Les appelants qui ne contestent pas que les activités de « garde-meuble » exercées dans le local objet du bail en litige n'ont fait l'objet ni d'une immatriculation au registre du commerce et des sociétés, ni d'une déclaration d'utilisation jointe à des locaux principaux, soutiennent en premier lieu n'avoir conclu que du chef du caractère accessoire des locaux ; toutefois, il est constant que la société Matraloc Entreprise était immatriculée au registre du commerce pour les seuls locaux, n'appartenant pas au même propriétaire, sis au [...], respectivement déclarés comme établissement principal et secondaire pour leur activité de « Transport régional et international entreposage déménagement particulier industriel garde meubles et toutes activités annexes ou complémentaires s'y rattachant directement ou indirectement » ; il s'ensuit que c'est sans erreur que le premier juge, rappelant qu'est accessoire le local dans lequel le fonds n'est pas directement exploité, la clientèle n'entre pas, l'activité commerciale n'est pas exercée, en a déduit que les locaux objets du litige ne pouvaient être considérés comme des locaux accessoires à l'activité de la société Matraloc Entreprise ; il s'ensuit qu'ils ne sont pas fondés en ce premier moyen.

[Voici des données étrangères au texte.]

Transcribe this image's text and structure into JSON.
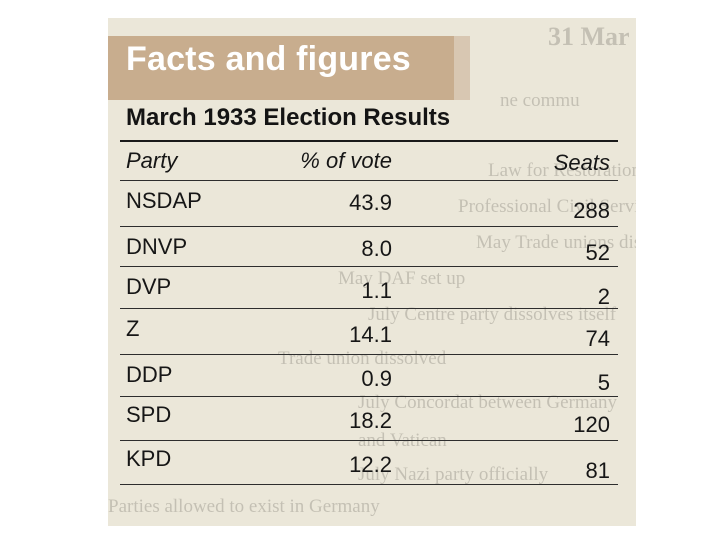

Ils soutiennent en second lieu que la société Onyx Méditerranée ne s'est prévalue d'aucun motif grave et légitime pour s'opposer au renouvellement du bail, exécuté précédemment comme tel, comme admis dans leurs précédentes écritures, lesquelles devraient être regardées comme aveu judiciaire ; toutefois, ces moyens ne peuvent qu'être écartés comme inopérants, faute de réunion des circonstances ci-avant examinées, leur permettant de solliciter le bénéfice du statut des baux commerciaux en matière tant de renouvellement que d'indemnité d'éviction.

Enfin, les dépens ainsi qu'une somme de 1.500 euros sur le fondement des dispositions de l'article 700 du code de procédure civile, seront supportés par la société Matraloc Déménagement qui succombe.

 

PAR CES MOTIFS

La cour, statuant publiquement, contradictoirement

Confirme le jugement déféré en toutes ses dispositions.

Condamne la société Matraloc Déménagement à payer à la société Onyx Méditerranée une somme de 1.500 euros sur le fondement des dispositions de l'article 700 du code de procédure civile.

Condamne la société Matraloc Déménagement aux entiers dépens.